How to recover from root.sh on 11.2 Grid Infrastructure Failed

从10g的clusterware到11g Release2的Grid Infrastructure,Oracle往RAC这个框架里塞进了太多东西。虽然照着Step by Step Installation指南步步为营地去安装11.2.0.1的GI,但在实际执行root.sh脚本的时候,不免又要出现这样那样的错误。

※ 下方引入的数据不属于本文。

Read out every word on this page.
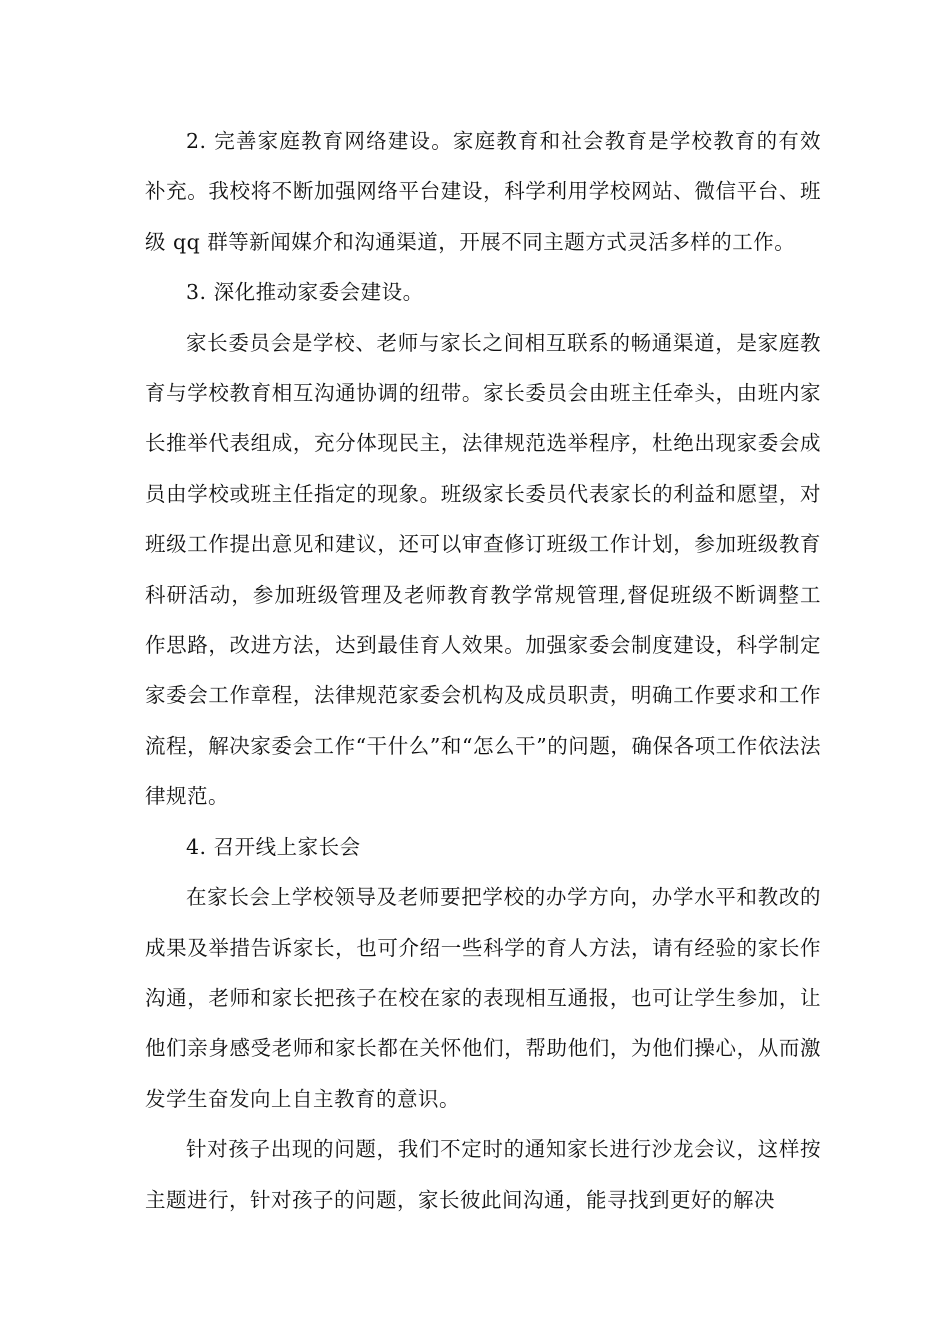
2. 完善家庭教育网络建设。家庭教育和社会教育是学校教育的有效补充。我校将不断加强网络平台建设，科学利用学校网站、微信平台、班级 qq 群等新闻媒介和沟通渠道，开展不同主题方式灵活多样的工作。

3. 深化推动家委会建设。

家长委员会是学校、老师与家长之间相互联系的畅通渠道，是家庭教育与学校教育相互沟通协调的纽带。家长委员会由班主任牵头，由班内家长推举代表组成，充分体现民主，法律规范选举程序，杜绝出现家委会成员由学校或班主任指定的现象。班级家长委员代表家长的利益和愿望，对班级工作提出意见和建议，还可以审查修订班级工作计划，参加班级教育科研活动，参加班级管理及老师教育教学常规管理,督促班级不断调整工作思路，改进方法，达到最佳育人效果。加强家委会制度建设，科学制定家委会工作章程，法律规范家委会机构及成员职责，明确工作要求和工作流程，解决家委会工作“干什么”和“怎么干”的问题，确保各项工作依法法律规范。

4. 召开线上家长会

在家长会上学校领导及老师要把学校的办学方向，办学水平和教改的成果及举措告诉家长，也可介绍一些科学的育人方法，请有经验的家长作沟通，老师和家长把孩子在校在家的表现相互通报，也可让学生参加，让他们亲身感受老师和家长都在关怀他们，帮助他们，为他们操心，从而激发学生奋发向上自主教育的意识。

针对孩子出现的问题，我们不定时的通知家长进行沙龙会议，这样按主题进行，针对孩子的问题，家长彼此间沟通，能寻找到更好的解决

例如下面的一例:

[root@rh3 grid]# ./root.sh
Running Oracle 11g root.sh script...

The following environment variables are set as:
    ORACLE_OWNER= maclean
    ORACLE_HOME=  /u01/app/11.2.0/grid

Enter the full pathname of the local bin directory: [/usr/local/bin]: 

The file "dbhome" already exists in /usr/local/bin.  Overwrite it? (y/n)
[n]: The file "oraenv" already exists in /usr/local/bin.  Overwrite it? (y/n)
[n]:
The file "coraenv" already exists in /usr/local/bin.  Overwrite it? (y/n)
[n]: 

Entries will be added to the /etc/oratab file as needed by
Database Configuration Assistant when a database is created
Finished running generic part of root.sh script.
Now product-specific root actions will be performed.
2011-03-28 20:43:13: Parsing the host name
2011-03-28 20:43:13: Checking for super user privileges
2011-03-28 20:43:13: User has super user privileges
Using configuration parameter file: /u01/app/11.2.0/grid/crs/install/crsconfig_params
LOCAL ADD MODE
Creating OCR keys for user 'root', privgrp 'root'..
Operation successful.
Adding daemon to inittab
CRS-4123: Oracle High Availability Services has been started.
ohasd is starting

ADVM/ACFS is not supported on oraclelinux-release-5-5.0.2

一个节点上的root.sh脚本运行居然提示说ADVM/ACFS不支持OEL 5.5,但实际上Redhat 5或者OEL 5是目前仅有的少数支持ACFS的平台(The ACFS install would be on a supported Linux release – either Oracle Enterprise Linux 5 or Red Hat 5)。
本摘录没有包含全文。